Other evidence that established an employment relationship is that after Claimant’s work injury, Claimant’s son did not want to perform logging work, so Defendant Ace hired two other employees. Ace also provided instruction to Claimant and his son on where to report to work, what to do, and when to be there, which supports an employment relationship. The advanced checks issued to Claimant by Ace when the employment relationship began initially said “logs” in the memo section, like checks did when Claimant was an independent contractor. However, Ace corrected this later in the month when the checks were returned from the bank, and indicated “logs, skidder, etc.”, as he had made a mistake. Mrs. Ace also verified the employment relationship, explained the payroll and employment documents, and provided information showing that taxes were paid on Claimant’s behalf.
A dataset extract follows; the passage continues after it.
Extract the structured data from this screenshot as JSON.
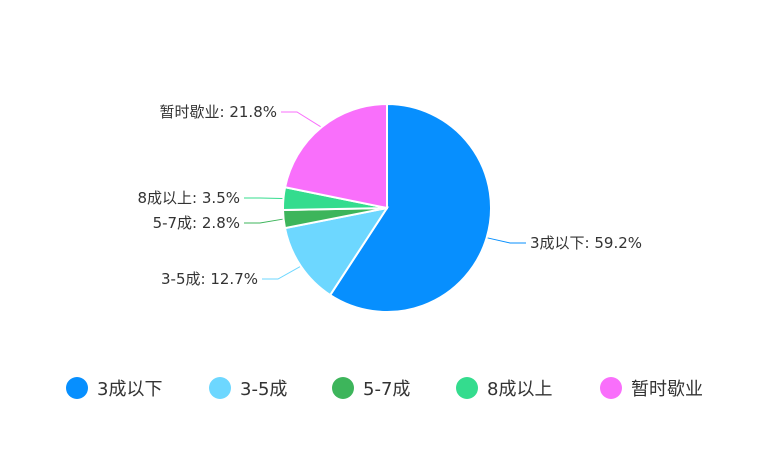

She indicated that there was no intent to deceive Defendant Rockwood. Finally, Claimant and his son were both issued a W-2 for 1993 wages earned as employees of Defendant Ace.
Mr. Peter A. Smerick, previously employed by the FBI, analyzes documents and hand writing. He is Vice-President of the Academy Group. Mr. Smerick felt that the documentation and payroll records provided by the Mr. Junk were inconsistent, altered, and indicated fraud. After a lengthy cross examination, Judge Deeley did not believe this witness.
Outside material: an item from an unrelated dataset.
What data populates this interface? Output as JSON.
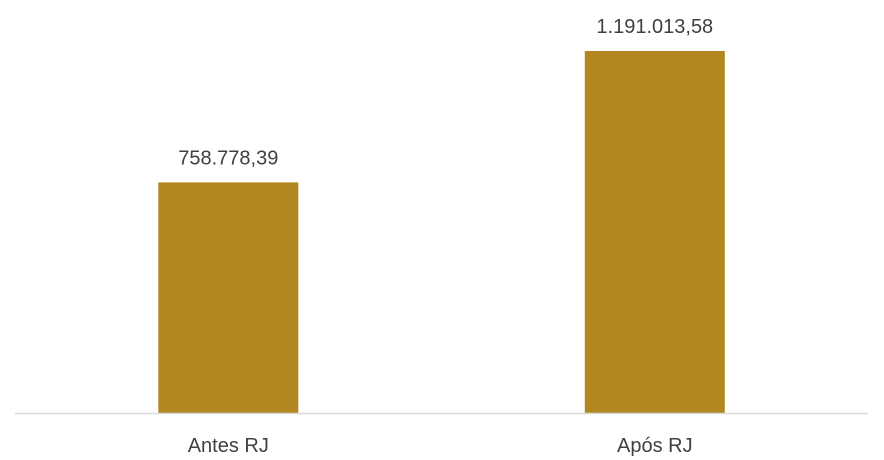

After Claimant’s work injury, representatives of Defendant Rockwood interviewed Defendant Ace on numerous occasions, who provided all the documentation showing Claimant’s employment status. These representatives were Mr. Ronald Igou, assistant Vice-President of Claims; Mr. Kevin Curley, an independent adjuster with Vincent Insurance Adjusters; Mr. Joe Kelly, a fraud investigator with Defendant Rockwood; and Mr. David Hay, a certified public accountant and Vice-President. However, Rockwood did question the employment relationship and had frequent “surprise” visits with Defendant Ace after the work injury, including taking payroll records and other documentation. Defendant Rockwood also spoke with Claimant’s wife. Defendant Rockwood accused Ace of fraud and felt they were being deceived about the employment relationship. Ace always cooperated with Defendant Rockwood.
Judge Deeley decided the following:
- Claimant met the three (3) year statute of limitations for the filing of a Claim Petition
- Claimant was an employee of Defendant Ace
- Mr. Ace was believable that Claimant was an employee
- That there was an employment contract
- That the equipment rental helped support an employment relationship, along with the hiring of two more employees after Claimant’s work injury
- Mr. Ace did not commit fraud, as if would have been better for him if Claimant was found to be an independent contractor due to increased insurance premiums and threats of fraud
- That Defendant Ace’s documents were made in the normal course of business and were not made up or altered
- Claimant’s wife and Mr. and Mrs. Ace were believable
- That there was no scheme to defraud Defendant Rockwood
Judge Deeley awarded total disability benefits; payment of medical bills, costs of litigation, a 20% attorney fee, and a credit for any wage loss benefits previously paid by the Stipulation. The case soon settled for a lump sum of over 1 million dollars and a life time annuity to Mrs. Blue.